Our experience suggests that hydroxychloroquine, with or without a Z-Pak, should be a first-line treatment. Unfortunately, there is already a shortage of hydroxychloroquine. The federal government should immediately contract with generic manufacturers to ramp up production. Any stockpiles should be released.
There are probably several reasons why we have not heard more about HC until the last week or so. First, a national leader promoting HC as a cure would create a run on the drug, denying it to the sick suffering from lupus and other auto-immune diseases, and those with rheumatoid arthritis. This has already happened in Australia and the US following Trump’s advocacy. Second, even with scalable production capacity, it will take time to ramp-up. Encouragingly, this process has already started. One US journal reports:
Novartis has pledged a global donation of up to 130 million hydroxychloroquine tablets, pending regulatory approvals for COVID-19. Mylan is ramping up production at its West Virginia Facility with enough supplies to make 50 million tablets. Teva is donating 16 million tablets to hospitals around the U.S.
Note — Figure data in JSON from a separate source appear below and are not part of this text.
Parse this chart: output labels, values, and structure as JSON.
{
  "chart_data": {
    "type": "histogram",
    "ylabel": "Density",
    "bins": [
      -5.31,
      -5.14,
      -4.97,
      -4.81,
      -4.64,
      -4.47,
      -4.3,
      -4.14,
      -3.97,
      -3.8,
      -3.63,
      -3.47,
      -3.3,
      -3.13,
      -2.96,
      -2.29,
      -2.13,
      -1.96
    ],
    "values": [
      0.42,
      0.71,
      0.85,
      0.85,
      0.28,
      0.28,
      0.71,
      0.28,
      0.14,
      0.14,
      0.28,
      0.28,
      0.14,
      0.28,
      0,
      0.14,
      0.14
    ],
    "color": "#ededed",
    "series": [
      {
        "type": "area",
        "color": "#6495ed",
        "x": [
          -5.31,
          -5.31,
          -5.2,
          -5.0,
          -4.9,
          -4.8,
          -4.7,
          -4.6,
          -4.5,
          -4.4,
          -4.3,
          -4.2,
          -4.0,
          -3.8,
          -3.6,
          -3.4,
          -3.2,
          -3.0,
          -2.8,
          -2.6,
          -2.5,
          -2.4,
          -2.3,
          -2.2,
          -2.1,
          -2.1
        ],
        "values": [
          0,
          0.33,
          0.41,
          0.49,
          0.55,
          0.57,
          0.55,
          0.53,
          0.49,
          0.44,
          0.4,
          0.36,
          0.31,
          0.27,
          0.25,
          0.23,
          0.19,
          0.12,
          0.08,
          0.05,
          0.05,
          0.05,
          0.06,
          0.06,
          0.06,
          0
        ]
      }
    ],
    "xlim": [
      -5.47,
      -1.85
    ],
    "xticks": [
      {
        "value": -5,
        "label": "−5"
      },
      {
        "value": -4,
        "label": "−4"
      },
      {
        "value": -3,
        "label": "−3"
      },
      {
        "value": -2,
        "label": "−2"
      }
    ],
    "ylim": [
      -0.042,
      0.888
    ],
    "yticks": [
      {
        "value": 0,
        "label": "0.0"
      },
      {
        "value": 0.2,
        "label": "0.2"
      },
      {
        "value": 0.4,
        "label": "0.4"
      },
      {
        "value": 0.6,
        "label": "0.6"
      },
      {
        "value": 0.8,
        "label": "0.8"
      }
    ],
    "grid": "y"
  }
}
This brings us to a third insight, which is that you still need containment to flatten the infection curve and massively reduce reproduction rates, or ROs, ideally below 1.0, if you are to avoid mass infections within any given community. If national leaders start promoting cures, there is a risk that there will be widespread resistance to containment, massively increasing transmission rates, and the need for more drugs that may have capacity constraints.